Wednesday, May 04, 2011

New Gaps in Enthusiasm and in Momentum

Leading up to the November election last year we continuously heard about the enthusiasm gap that favored Republicans in that election. We unfortunately found out after the election results that the analysis was mostly true. Considering that it was only a handful of months ago, it is nothing short of remarkable at how both enthusiasm and momentum have completely and totally reversed.

Last night Steve Doyle picked up a state assembly seat in a special election in western Wisconsin. This was a seat that was held by Republicans for some 16 years and only opened after its former occupant Mike Huebsch was tapped for a high position in the Walker administration. Doyle's victory last night was convincing (by 8%) and more importantly it happened in a part of the state that has often served as a political bell weather.

The Steve Doyle win makes total sense when you consider the rapid and major shift in Western Wisconsin voting between the November elections and the supreme court election last month. The major swing in April helped turn what should have been a slam dunk win for Prosser into one of the closest statewide elections in recent memory. Kloppenburg gained 18 net points over Tom Barrett's November results.

Given all of this information it should be no surprise that state Senator Dan Kapanke appears to be in big trouble. The recall petition against him was the first to be filed and it was done with lighting speed. Initial signs seem even more ominous when you couple that with an early poll showing Kapanke losing to a generic Democrat 55-41%.

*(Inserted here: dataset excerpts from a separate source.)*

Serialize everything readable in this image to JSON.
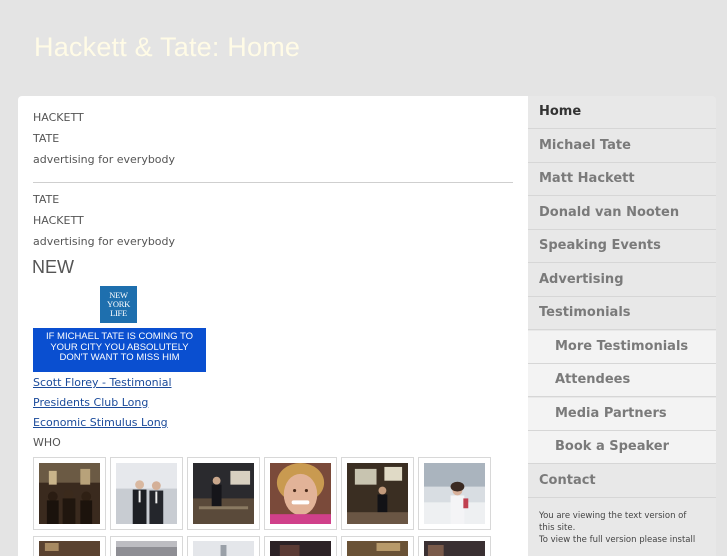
{
  "site": {
    "title": "Hackett & Tate: Home"
  },
  "content": {
    "block1": [
      "HACKETT",
      "TATE",
      "advertising for everybody"
    ],
    "block2": [
      "TATE",
      "HACKETT",
      "advertising for everybody"
    ],
    "new_heading": "NEW",
    "ny_logo": [
      "NEW",
      "YORK",
      "LIFE"
    ],
    "ny_banner": [
      "IF MICHAEL TATE IS COMING TO",
      "YOUR CITY YOU ABSOLUTELY",
      "DON'T WANT TO MISS HIM"
    ],
    "links": [
      "Scott Florey - Testimonial",
      "Presidents Club Long",
      "Economic Stimulus Long"
    ],
    "who_label": "WHO"
  },
  "gallery": {
    "row1_icons": [
      "photo-speaker-room-icon",
      "photo-two-men-suits-icon",
      "photo-presenter-stage-icon",
      "photo-smiling-woman-icon",
      "photo-presenter-screen-icon",
      "photo-woman-snow-icon"
    ],
    "row2_icons": [
      "photo-icon",
      "photo-icon",
      "photo-icon",
      "photo-icon",
      "photo-icon",
      "photo-icon"
    ]
  },
  "nav": {
    "items": [
      {
        "label": "Home",
        "level": "top",
        "active": true
      },
      {
        "label": "Michael Tate",
        "level": "top",
        "active": false
      },
      {
        "label": "Matt Hackett",
        "level": "top",
        "active": false
      },
      {
        "label": "Donald van Nooten",
        "level": "top",
        "active": false
      },
      {
        "label": "Speaking Events",
        "level": "top",
        "active": false
      },
      {
        "label": "Advertising",
        "level": "top",
        "active": false
      },
      {
        "label": "Testimonials",
        "level": "top",
        "active": false
      },
      {
        "label": "More Testimonials",
        "level": "sub",
        "active": false
      },
      {
        "label": "Attendees",
        "level": "sub",
        "active": false
      },
      {
        "label": "Media Partners",
        "level": "sub",
        "active": false
      },
      {
        "label": "Book a Speaker",
        "level": "sub",
        "active": false
      },
      {
        "label": "Contact",
        "level": "top",
        "active": false
      }
    ],
    "note": [
      "You are viewing the text version of",
      "this site.",
      "To view the full version please install"
    ]
  },
  "colors": {
    "background": "#e4e4e4",
    "title": "#fffbe6",
    "link": "#1a4a9a",
    "banner": "#0a4fd0",
    "ny_logo": "#1e6fae"
  }
}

There is also much to be learned by comparing the recall efforts by Democrats vs. state Republicans. So far Democrats have filed six recall petitions compared to Republicans' three. The petitions filed against Republican senators happened with lightning fast speed and often included 40%-50% more signatures than were needed. In the three recall petitions that Republicans have turned in they have taken much longer and turned in much less signatures.

The vast majority of the recall efforts against the Republicans was handled by a small army of passionately engaged Wisconsinites while the Republicans relied heavily on out-of-state paid circulators. The Republicans must have been pretty hard up for help because several of those people have questionable backgrounds. Given the low quality of out-of-state paid circulators that Republicans had to hire, it is not really a surprise that we are seeing reports of dead people signing their recall petitions.

The bottom line in all of this is that there are new gaps in both enthusiasm and in momentum and Republicans are now on the losing end of both. The only thing to still be determined is if these new gaps will translate into recall election victories.